The content of VEGF, COX-2 and PGE-2 in the blood serum of patients with non-small cell lung cancer with different schemes of conformal radiotherapy in the dynamics of treatment

Abstract

Background. Overcoming radioresistance is an important problem in radiation oncology. Therefore, the development of new approaches to modeling the radiosensitivity of tumors in cancer patients becomes relevant and important. Cyclooxygenase-2 (COX-2) inhibitors are new agents for radiomodification in various radiation therapy schemes, the use of which slows down angiogenesis by suppressing the activity of the COX-2 enzyme.
 Purpose. To determine the content of indicators of radioresistance: vascular endothelial growth factor (VEGF), COX-2, prostaglandin E-2 (PGE-2) in the blood serum of patients with non-small cell lung cancer (NSCLC) and changes in their levels with different schemes of radiation therapy (RT).
 Materials and methods. 36 patients with NSCLC were examined and treated, who were divided into four groups: RT (the first group – 16 patients), RT with the COX-2 inhibitor – ranselex (the second group – 9 patients), RT with ranselex and cisplatin (the third group – 5 patients ) and RT with cisplatin (fourth group – 6 patients).
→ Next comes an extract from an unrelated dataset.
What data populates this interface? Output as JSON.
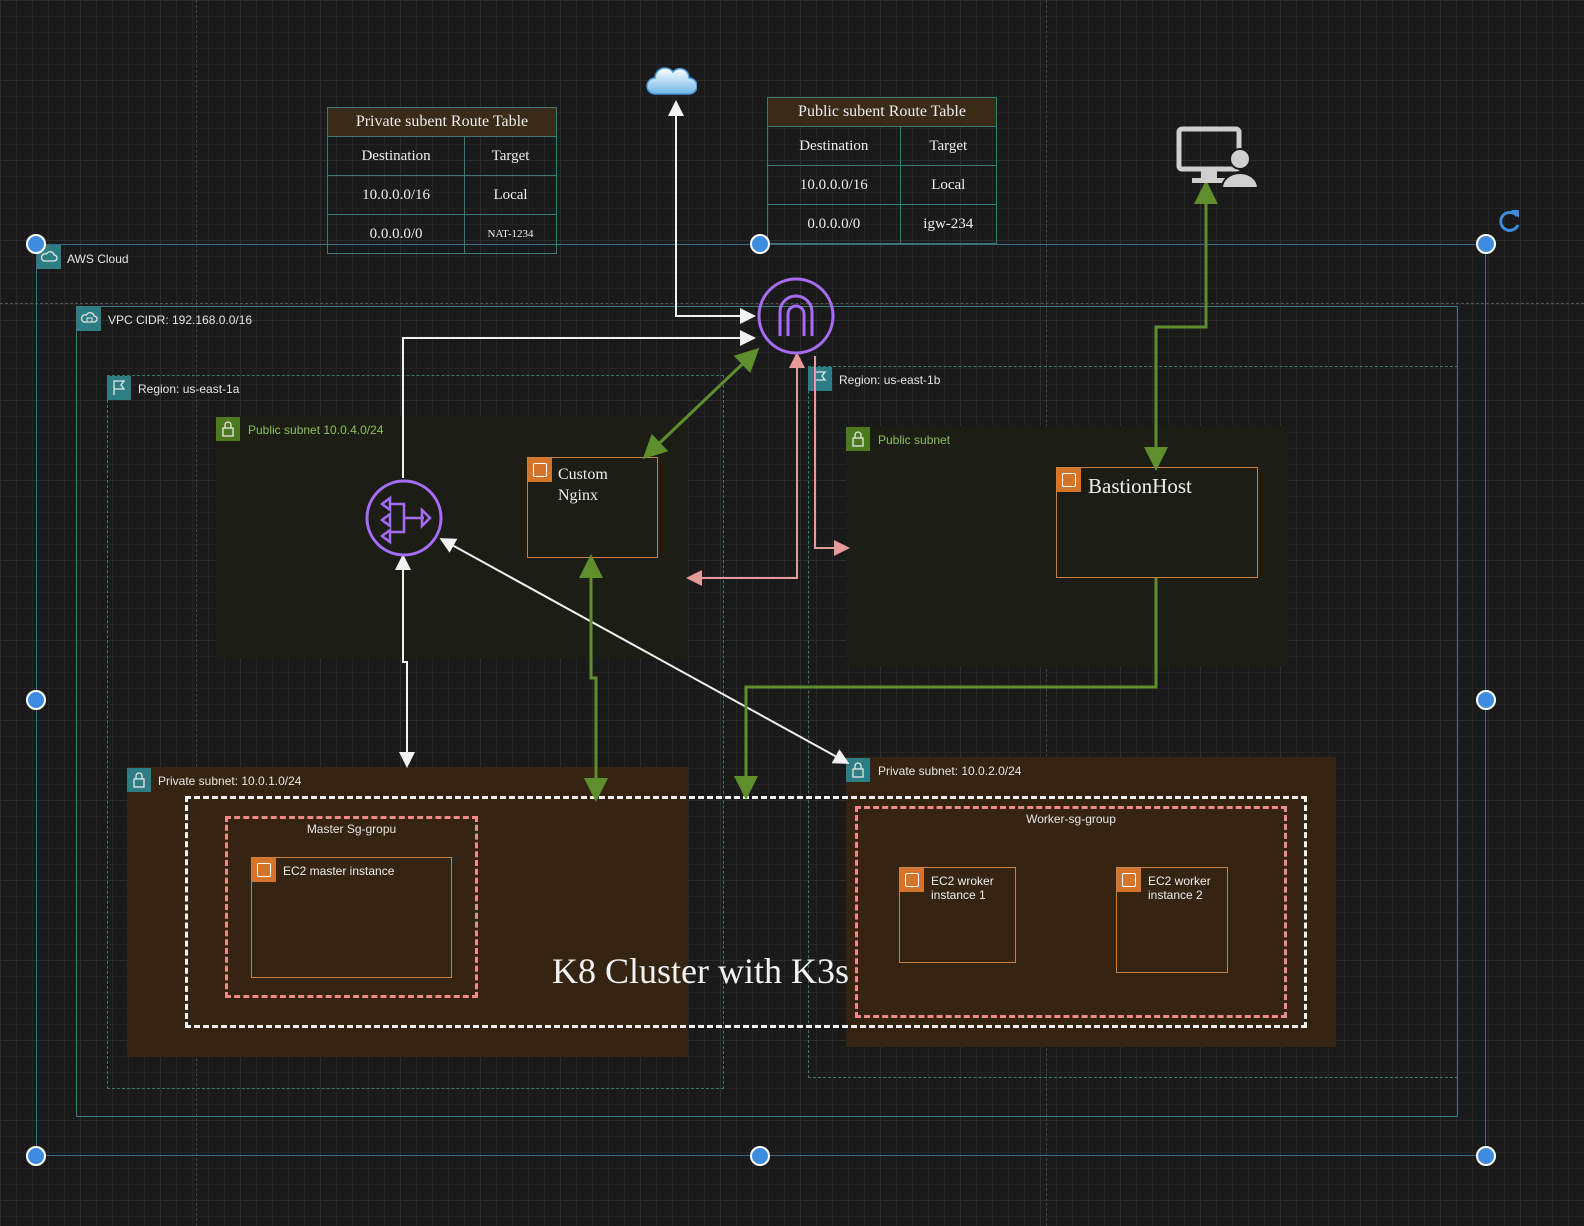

The patients received a course of radiation treatment using a Clinac 600C linear accelerator. The classical fractionation mode was used, the total focal doses were 60–66 Gy. Cisplatin was prescribed at 30 mg/m2 per week up to a total dose (SD) of 200 mg, the COX-2 inhibitor Rancelex® at a dose of 100 mg per day (active substance – celecoxib). The levels of VEGF, COX-2, and PGE-2 in the blood serum of patients with NSCLC were determined by enzyme-linked immunosorbent assay (ELISA) before and after treatment.
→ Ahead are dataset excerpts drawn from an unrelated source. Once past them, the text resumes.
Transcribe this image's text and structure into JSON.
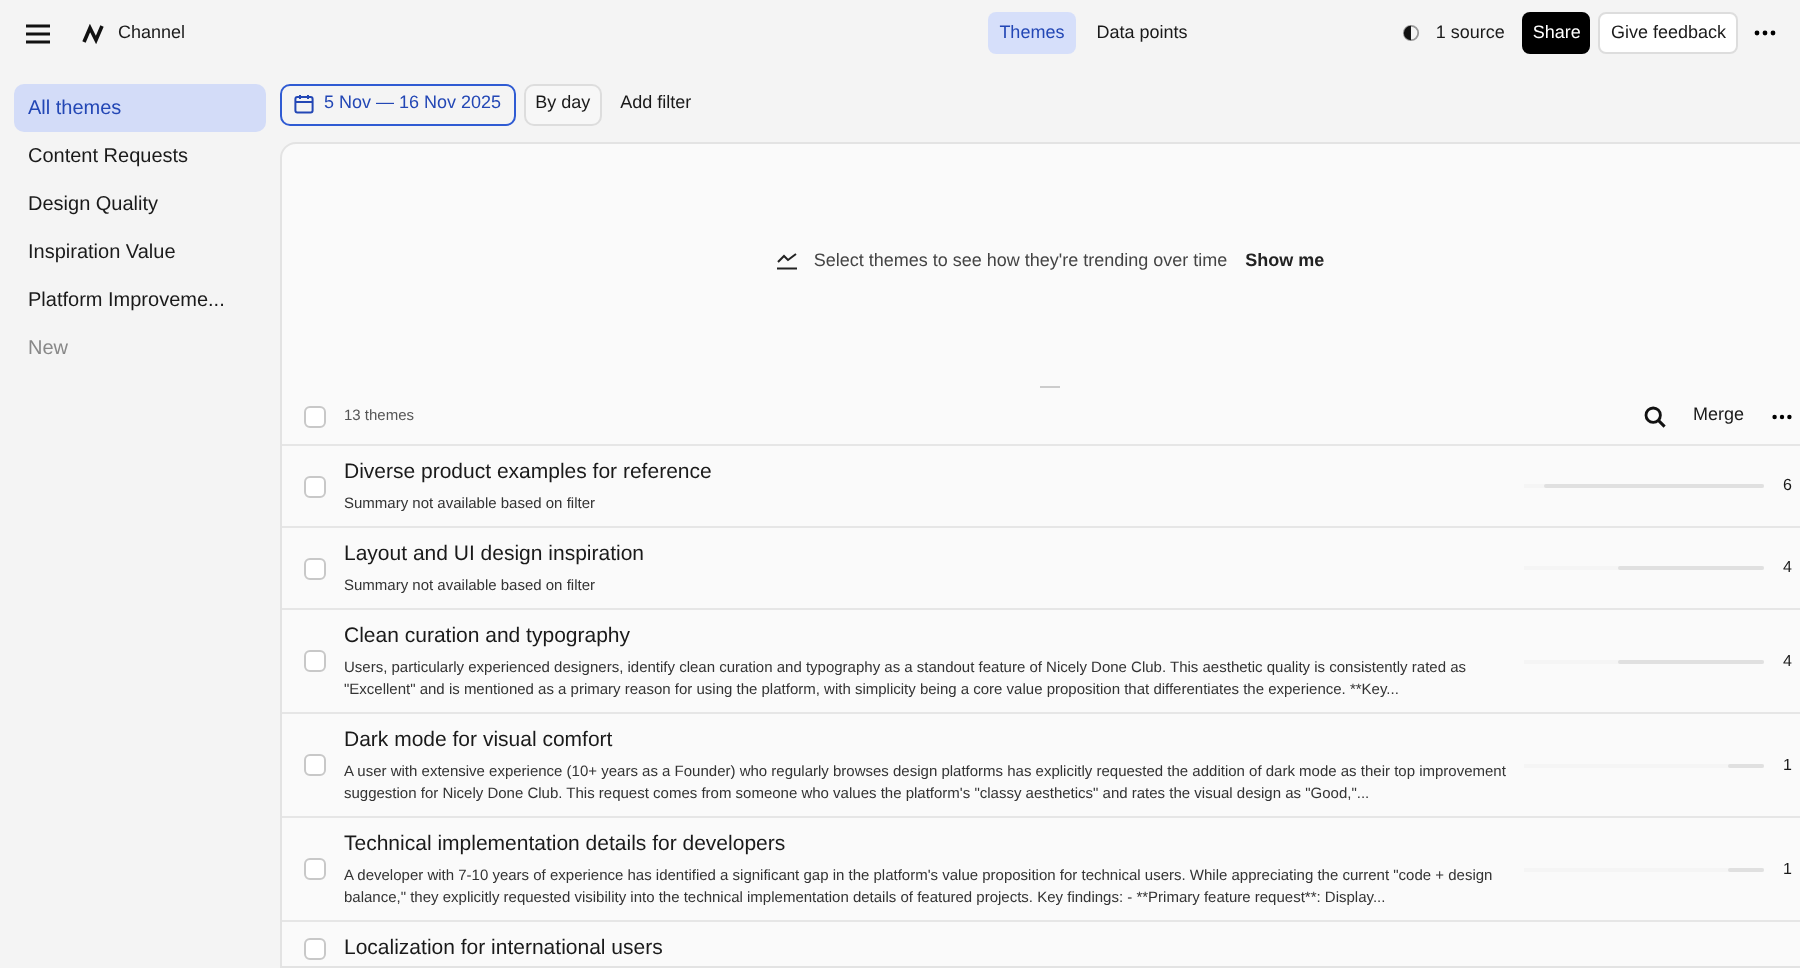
{
  "header": {
    "title": "Channel",
    "tabs": [
      {
        "label": "Themes",
        "selected": true
      },
      {
        "label": "Data points",
        "selected": false
      }
    ],
    "source": "1 source",
    "share": "Share",
    "feedback": "Give feedback"
  },
  "sidebar": {
    "items": [
      {
        "label": "All themes",
        "selected": true
      },
      {
        "label": "Content Requests",
        "selected": false
      },
      {
        "label": "Design Quality",
        "selected": false
      },
      {
        "label": "Inspiration Value",
        "selected": false
      },
      {
        "label": "Platform Improveme...",
        "selected": false
      }
    ],
    "new": "New"
  },
  "filters": {
    "date_range": "5 Nov — 16 Nov 2025",
    "group": "By day",
    "add": "Add filter"
  },
  "trend": {
    "message": "Select themes to see how they're trending over time",
    "action": "Show me"
  },
  "list": {
    "all_checked": false,
    "count": "13 themes",
    "merge": "Merge",
    "rows": [
      {
        "title": "Diverse product examples for reference",
        "summary": "Summary not available based on filter",
        "level": 0.92,
        "count": "6",
        "checked": false
      },
      {
        "title": "Layout and UI design inspiration",
        "summary": "Summary not available based on filter",
        "level": 0.61,
        "count": "4",
        "checked": false
      },
      {
        "title": "Clean curation and typography",
        "summary": "Users, particularly experienced designers, identify clean curation and typography as a standout feature of Nicely Done Club. This aesthetic quality is consistently rated as \"Excellent\" and is mentioned as a primary reason for using the platform, with simplicity being a core value proposition that differentiates the experience. **Key...",
        "level": 0.61,
        "count": "4",
        "checked": false
      },
      {
        "title": "Dark mode for visual comfort",
        "summary": "A user with extensive experience (10+ years as a Founder) who regularly browses design platforms has explicitly requested the addition of dark mode as their top improvement suggestion for Nicely Done Club. This request comes from someone who values the platform's \"classy aesthetics\" and rates the visual design as \"Good,\"...",
        "level": 0.15,
        "count": "1",
        "checked": false
      },
      {
        "title": "Technical implementation details for developers",
        "summary": "A developer with 7-10 years of experience has identified a significant gap in the platform's value proposition for technical users. While appreciating the current \"code + design balance,\" they explicitly requested visibility into the technical implementation details of featured projects. Key findings: - **Primary feature request**: Display...",
        "level": 0.15,
        "count": "1",
        "checked": false
      },
      {
        "title": "Localization for international users",
        "level": null,
        "checked": false
      }
    ]
  }
}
 Results. The level of the angiogenesis marker VEGF after treatment in the group with RT decreases by 1.46 times, in the group with the combined action of RT and ranselex – 2.4 times, in the group with the combined action of PT, ranselex and cisplatin – by 3.7 times, and in the group with the combined effect of RT and cisplatin, it decreases by 1.1 times. The greatest decrease in the level of VEGF is observed with RT in combination with ranselex and cisplatin, which indicates a more effective enhancement of the antiangiogenic effect.
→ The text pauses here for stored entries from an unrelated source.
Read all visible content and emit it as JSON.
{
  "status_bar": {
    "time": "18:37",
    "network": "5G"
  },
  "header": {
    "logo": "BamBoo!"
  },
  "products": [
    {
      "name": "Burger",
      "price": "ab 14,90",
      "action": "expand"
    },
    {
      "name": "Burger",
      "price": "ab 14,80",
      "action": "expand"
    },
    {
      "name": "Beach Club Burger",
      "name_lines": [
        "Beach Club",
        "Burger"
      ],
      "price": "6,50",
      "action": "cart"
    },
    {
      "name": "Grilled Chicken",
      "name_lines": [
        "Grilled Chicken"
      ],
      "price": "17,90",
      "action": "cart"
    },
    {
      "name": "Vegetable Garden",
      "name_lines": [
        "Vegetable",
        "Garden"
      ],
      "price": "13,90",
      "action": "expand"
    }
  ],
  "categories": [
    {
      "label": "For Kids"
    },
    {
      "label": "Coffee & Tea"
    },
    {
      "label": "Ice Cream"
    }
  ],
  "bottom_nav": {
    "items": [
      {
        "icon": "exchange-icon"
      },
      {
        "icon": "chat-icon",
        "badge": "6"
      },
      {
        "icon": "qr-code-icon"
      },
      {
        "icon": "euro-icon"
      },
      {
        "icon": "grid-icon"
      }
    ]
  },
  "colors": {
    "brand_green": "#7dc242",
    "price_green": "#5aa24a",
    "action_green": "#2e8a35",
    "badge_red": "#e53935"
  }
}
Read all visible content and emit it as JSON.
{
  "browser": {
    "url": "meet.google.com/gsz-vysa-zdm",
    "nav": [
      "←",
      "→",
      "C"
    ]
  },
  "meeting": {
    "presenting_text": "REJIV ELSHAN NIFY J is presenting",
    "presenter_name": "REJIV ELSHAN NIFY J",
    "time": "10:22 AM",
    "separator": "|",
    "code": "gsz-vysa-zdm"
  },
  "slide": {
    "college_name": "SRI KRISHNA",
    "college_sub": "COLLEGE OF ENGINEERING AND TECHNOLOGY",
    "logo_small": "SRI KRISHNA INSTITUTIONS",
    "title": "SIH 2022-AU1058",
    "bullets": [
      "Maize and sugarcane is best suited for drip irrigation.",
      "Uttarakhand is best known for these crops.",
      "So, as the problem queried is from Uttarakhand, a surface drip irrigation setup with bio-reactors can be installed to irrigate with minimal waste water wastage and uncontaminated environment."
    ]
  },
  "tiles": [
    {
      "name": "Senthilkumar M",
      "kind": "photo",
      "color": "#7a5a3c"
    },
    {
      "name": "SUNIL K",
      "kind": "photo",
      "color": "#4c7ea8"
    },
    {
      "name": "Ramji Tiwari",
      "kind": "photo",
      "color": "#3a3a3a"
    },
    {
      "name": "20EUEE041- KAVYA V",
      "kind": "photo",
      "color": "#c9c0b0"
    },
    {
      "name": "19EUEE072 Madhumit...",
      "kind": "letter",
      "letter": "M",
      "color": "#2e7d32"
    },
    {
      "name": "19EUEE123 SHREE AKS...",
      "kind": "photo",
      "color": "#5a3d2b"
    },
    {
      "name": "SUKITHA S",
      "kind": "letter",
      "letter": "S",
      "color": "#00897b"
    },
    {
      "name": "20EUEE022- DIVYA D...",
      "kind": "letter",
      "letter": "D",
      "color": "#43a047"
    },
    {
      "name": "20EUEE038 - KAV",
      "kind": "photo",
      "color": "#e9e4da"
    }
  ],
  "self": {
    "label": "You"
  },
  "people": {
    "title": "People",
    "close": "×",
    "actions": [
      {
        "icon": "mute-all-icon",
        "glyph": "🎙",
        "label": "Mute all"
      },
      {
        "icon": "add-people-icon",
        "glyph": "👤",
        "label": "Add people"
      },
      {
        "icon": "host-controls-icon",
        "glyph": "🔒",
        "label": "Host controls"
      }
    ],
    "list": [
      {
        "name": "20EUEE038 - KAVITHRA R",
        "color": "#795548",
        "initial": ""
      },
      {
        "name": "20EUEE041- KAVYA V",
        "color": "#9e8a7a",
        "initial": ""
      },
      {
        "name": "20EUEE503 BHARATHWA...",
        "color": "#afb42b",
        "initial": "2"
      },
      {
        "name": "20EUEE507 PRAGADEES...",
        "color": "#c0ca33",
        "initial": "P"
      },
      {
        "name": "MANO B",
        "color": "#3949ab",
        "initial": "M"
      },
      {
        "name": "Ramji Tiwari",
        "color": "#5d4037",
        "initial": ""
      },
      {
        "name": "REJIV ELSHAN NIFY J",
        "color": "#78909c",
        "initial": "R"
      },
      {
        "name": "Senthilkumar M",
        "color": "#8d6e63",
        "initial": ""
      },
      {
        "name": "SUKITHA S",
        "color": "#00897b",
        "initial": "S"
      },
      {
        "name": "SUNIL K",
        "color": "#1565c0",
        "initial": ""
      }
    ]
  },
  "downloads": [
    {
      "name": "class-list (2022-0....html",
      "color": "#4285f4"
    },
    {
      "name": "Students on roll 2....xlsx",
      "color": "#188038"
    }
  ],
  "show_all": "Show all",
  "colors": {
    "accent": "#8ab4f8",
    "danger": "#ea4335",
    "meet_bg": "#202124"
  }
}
 Conclusions. It has been proven that with various schemes of RT using the COX-2 inhibitor – ranselex and cisplatin in patients with NSCLC, there is a decrease in the radioresistance markers PGE-2 and COX-2, the angiogenesis marker – VEGF, which indicates that the effect of radiomodification on the angiogenesis process is most pronounced in the combined actions of RT and both radio modifiers. The use of COX-2 inhibitors as radiosensitizers in combination with RT provides a new opportunity to increase tumor radiosensitivity.